A personalised diet approach study: Interaction between PPAR-γ Pro12Ala and dietary insulin indices on metabolic markers in diabetic patients.

BACKGROUND: The present study aimed to investigate the effect of the interaction between peroxisome proliferator-activated receptor gamma (PPAR-γ) Pro12Ala polymorphisms and dietary insulin load and insulin index (DIL and DII) on cardio-metabolic markers among diabetic patients. METHODS: This cross-sectional study was conducted on 393 diabetic patients. A food-frequency questionnaire was used for DIL and DII calculation. PPAR-γ Pro12Ala was genotyped by a polymerase chain reaction-restriction fragment length polymorphism method. Biochemical markers, including total cholesterol, low-density lipoprotein, high-density lipoprotein, triglyceride, superoxide dismutase, C-reactive protein, total antioxidant capacity, pentraxin-3, isoprostaneF2α, interleukin-18, leptin and ghrelin, were measured by a standard protocol.
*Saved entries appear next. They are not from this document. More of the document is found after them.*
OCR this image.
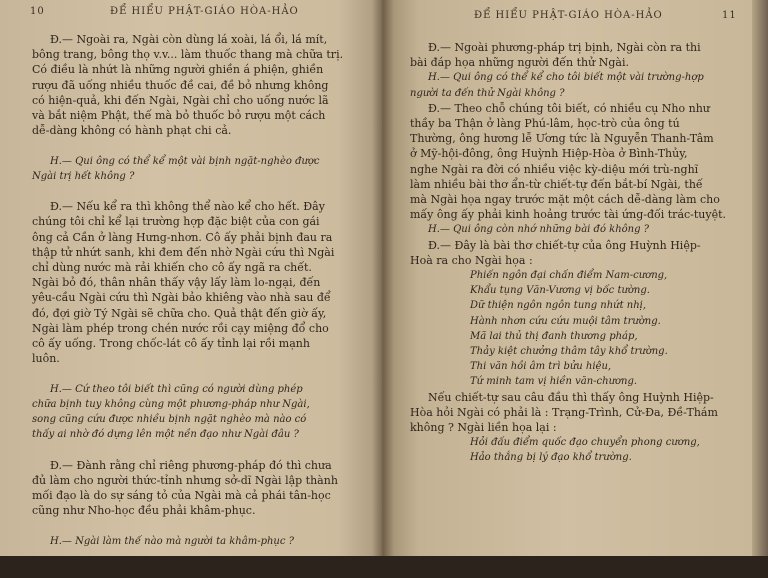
10	ĐỂ HIỂU PHẬT-GIÁO HÒA-HẢO
Đ.— Ngoài ra, Ngài còn dùng lá xoài, lá ổi, lá mít,
bông trang, bông thọ v.v... làm thuốc thang mà chữa trị.
Có điều là nhứt là những người ghiền á phiện, ghiền
rượu đã uống nhiều thuốc đề cai, đề bỏ nhưng không
có hiện-quả, khi đến Ngài, Ngài chỉ cho uống nước lã
và bắt niệm Phật, thế mà bỏ thuốc bỏ rượu một cách
dễ-dàng không có hành phạt chi cả.

H.— Qui ông có thể kể một vài bịnh ngặt-nghèo được
Ngài trị hết không ?

Đ.— Nếu kể ra thì không thể nào kể cho hết. Đây
chúng tôi chỉ kể lại trường hợp đặc biệt của con gái
ông cả Cần ở làng Hưng-nhơn. Cô ấy phải bịnh đau ra
thập tử nhứt sanh, khi đem đến nhờ Ngài cứu thì Ngài
chỉ dùng nước mà rải khiến cho cô ấy ngã ra chết.
Ngài bỏ đó, thân nhân thấy vậy lấy làm lo-ngại, đến
yêu-cầu Ngài cứu thì Ngài bảo khiêng vào nhà sau để
đó, đợi giờ Tý Ngài sẽ chữa cho. Quả thật đến giờ ấy,
Ngài làm phép trong chén nước rồi cạy miệng đổ cho
cô ấy uống. Trong chốc-lát cô ấy tỉnh lại rồi mạnh
luôn.

H.— Cứ theo tôi biết thì cũng có người dùng phép
chữa bịnh tuy không cùng một phương-pháp như Ngài,
song cũng cứu được nhiều bịnh ngặt nghèo mà nào có
thấy ai nhờ đó dựng lên một nền đạo như Ngài đâu ?

Đ.— Đành rằng chỉ riêng phương-pháp đó thì chưa
đủ làm cho người thức-tỉnh nhưng sở-dĩ Ngài lập thành
mối đạo là do sự sáng tỏ của Ngài mà cả phái tân-học
cũng như Nho-học đều phải khâm-phục.

H.— Ngài làm thế nào mà người ta khâm-phục ?
ĐỂ HIỂU PHẬT-GIÁO HÒA-HẢO	11
Đ.— Ngoài phương-pháp trị bịnh, Ngài còn ra thi
bài đáp họa những người đến thử Ngài.
H.— Qui ông có thể kể cho tôi biết một vài trường-hợp
người ta đến thử Ngài không ?
Đ.— Theo chỗ chúng tôi biết, có nhiều cụ Nho như
thầy ba Thận ở làng Phú-lâm, học-trò của ông tú
Thường, ông hương lễ Ương tức là Nguyễn Thanh-Tâm
ở Mỹ-hội-đông, ông Huỳnh Hiệp-Hòa ở Bình-Thủy,
nghe Ngài ra đời có nhiều việc kỳ-diệu mới trù-nghĩ
làm nhiều bài thơ ẩn-từ chiết-tự đến bắt-bí Ngài, thế
mà Ngài họa ngay trước mặt một cách dễ-dàng làm cho
mấy ông ấy phải kinh hoảng trước tài ứng-đối trác-tuyệt.
H.— Qui ông còn nhớ những bài đó không ?
Đ.— Đây là bài thơ chiết-tự của ông Huỳnh Hiệp-
Hoà ra cho Ngài họa :
Phiến ngôn đại chấn điểm Nam-cương,
Khẩu tụng Văn-Vương vị bốc tường.
Dữ thiện ngôn ngôn tung nhứt nhị,
Hành nhơn cứu cứu muội tâm trường.
Mã lai thủ thị đanh thương pháp,
Thảy kiệt chưởng thâm tây khổ trường.
Thi văn hồi âm trì bửu hiệu,
Tứ minh tam vị hiền văn-chương.
Nếu chiết-tự sau câu đầu thì thấy ông Huỳnh Hiệp-
Hòa hỏi Ngài có phải là : Trạng-Trình, Cử-Đa, Đề-Thám
không ? Ngài liền họa lại :
Hỏi đấu điểm quốc đạo chuyển phong cương,
Hảo thắng bị lý đạo khổ trường.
RESULTS: Risk-allele carriers (CG, GG) had higher obesity indices [body mass index (pinteraction = 0.006) and WC (pinteraction = 0.04)] compared to individuals with the CC genotype when they consumed a diet with higher DIL and DII respectively. Besides, carriers of the G-allele who were in the highest tertile of DIL had lower high-density lipoprotein (pinteraction = 0.04) and higher isoprostaneF2α (pinteraction = 0.03) and pentraxin-3 (pinteraction = 0.03). Moreover, the highest tertile of the DII, showed an increase in interleukin-18 (pinteraction = 0.01) and lower superoxide dismutase (pinteraction = 0.03) for risk-allele carriers compared to those with CC homozygotes. CONCLUSIONS: We revealed that the PPAR-γ Pro12Ala polymorphism was able to intensify the effect of DIL and DII on cardiovascular disease risk factors; risk-allele carriers who consumed a diet with high DIL and DII score were more likely to be obese and have higher inflammatory markers. Also, protective factors against cardiovascular disease risk factors were reduced significantly in this group compared to CC homozygotes.